For Haidt, today’s young people are unhappier, both in comparison with previous generations and with older cohorts; they are an anxious generation. After more than a decade of stability or improvement, adolescent mental health collapsed in the early 2010s in the United States. Emergency-room visits for self-harm also rose sharply. In his book—whose reading I would particularly recommend to teachers, and even more so to those who are parents of teenagers—there is abundant data illustrating this “anxiety”. Haidt’s description of the changes experienced by American adolescents and young adults can be extrapolated to other countries where internet use among minors has become epidemic. It also provides a key to understanding many of the phenomena we observe in our classrooms.

Haidt proposes four solutions for children and their relationship with technology, and the measures adopted by Australia and the recommendations of the European Parliament are no coincidence:

  • do not give children a smartphone until at least the age of 14;
  • do not allow access to social media until at least the age of 16;
  • schools should be phone-free environments;
  • give children far greater independence in the real world.

We will see how far these policies go, but in many countries groups of parents have already begun to organise, because if you are the only one who keeps your child phone-free, applying these recommendations becomes extremely difficult. In Barcelona, the movement Adolescencia libre de móviles (phone-free adolescence) emerged and has since spread across several regions, attracting thousands of supporters.
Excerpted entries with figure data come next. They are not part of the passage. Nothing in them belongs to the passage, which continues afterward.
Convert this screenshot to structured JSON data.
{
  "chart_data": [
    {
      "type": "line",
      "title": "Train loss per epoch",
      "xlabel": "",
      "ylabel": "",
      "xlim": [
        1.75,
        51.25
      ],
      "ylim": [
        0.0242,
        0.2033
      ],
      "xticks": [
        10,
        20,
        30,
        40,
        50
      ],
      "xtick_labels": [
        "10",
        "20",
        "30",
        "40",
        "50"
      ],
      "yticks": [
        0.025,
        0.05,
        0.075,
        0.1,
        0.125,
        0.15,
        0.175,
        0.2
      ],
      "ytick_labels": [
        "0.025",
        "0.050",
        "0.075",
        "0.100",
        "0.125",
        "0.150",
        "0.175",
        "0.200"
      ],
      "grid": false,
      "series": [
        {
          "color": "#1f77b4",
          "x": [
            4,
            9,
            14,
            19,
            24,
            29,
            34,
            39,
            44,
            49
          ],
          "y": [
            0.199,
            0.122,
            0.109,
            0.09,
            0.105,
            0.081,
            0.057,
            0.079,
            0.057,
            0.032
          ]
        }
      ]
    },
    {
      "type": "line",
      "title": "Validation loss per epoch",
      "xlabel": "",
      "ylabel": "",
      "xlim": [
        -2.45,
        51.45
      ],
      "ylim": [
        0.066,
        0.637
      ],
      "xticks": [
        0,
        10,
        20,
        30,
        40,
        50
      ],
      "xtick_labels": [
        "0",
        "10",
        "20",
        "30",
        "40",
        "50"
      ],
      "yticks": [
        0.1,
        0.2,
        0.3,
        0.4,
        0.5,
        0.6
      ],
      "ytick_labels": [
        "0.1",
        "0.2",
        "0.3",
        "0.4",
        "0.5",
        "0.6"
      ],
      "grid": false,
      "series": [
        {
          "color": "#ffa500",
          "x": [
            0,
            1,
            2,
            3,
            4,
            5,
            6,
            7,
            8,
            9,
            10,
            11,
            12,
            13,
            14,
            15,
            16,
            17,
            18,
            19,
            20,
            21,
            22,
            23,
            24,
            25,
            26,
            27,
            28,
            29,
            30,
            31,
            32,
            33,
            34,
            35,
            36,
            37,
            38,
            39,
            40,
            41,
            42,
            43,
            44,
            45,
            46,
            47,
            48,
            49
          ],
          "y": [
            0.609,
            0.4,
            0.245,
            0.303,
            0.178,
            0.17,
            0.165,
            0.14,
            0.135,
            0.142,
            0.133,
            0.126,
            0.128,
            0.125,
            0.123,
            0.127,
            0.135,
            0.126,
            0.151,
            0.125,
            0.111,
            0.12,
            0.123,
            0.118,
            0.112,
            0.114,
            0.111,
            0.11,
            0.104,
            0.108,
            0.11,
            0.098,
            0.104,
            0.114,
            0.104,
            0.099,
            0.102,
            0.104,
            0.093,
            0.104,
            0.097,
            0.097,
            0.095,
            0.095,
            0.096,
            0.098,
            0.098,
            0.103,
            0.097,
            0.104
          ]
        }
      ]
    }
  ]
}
In The Anxious Generation, Jonathan Haidt explores the nature of childhood, including why children need play and independent exploration in order to mature and become competent adults. As Haidt argues, we have replaced a play-based childhood with a phone-based childhood. It seems fitting to end this article with a paragraph from his Davos speech, which encapsulates the ultimate goal of these four measures:

“Ultimately, our mission is to restore childhood—the kind of wonderful, fun, exciting childhood that we all had, filled with conflict, failure, exploration, adventure, risk-taking, intense emotions, and all those experiences you had not with your parents, but when you were out there, away from the safety of home”.

With the author’s permission, I would add: we have moved from a childhood and adolescence filled with books, knowledge, effort and the cultivation of concentration to one saturated with screens, digital competences and total distraction. Teaching in times of anxiety is as difficult as loving in times of cholera. I very much doubt that users on TikTok know who Gabriel García Márquez was.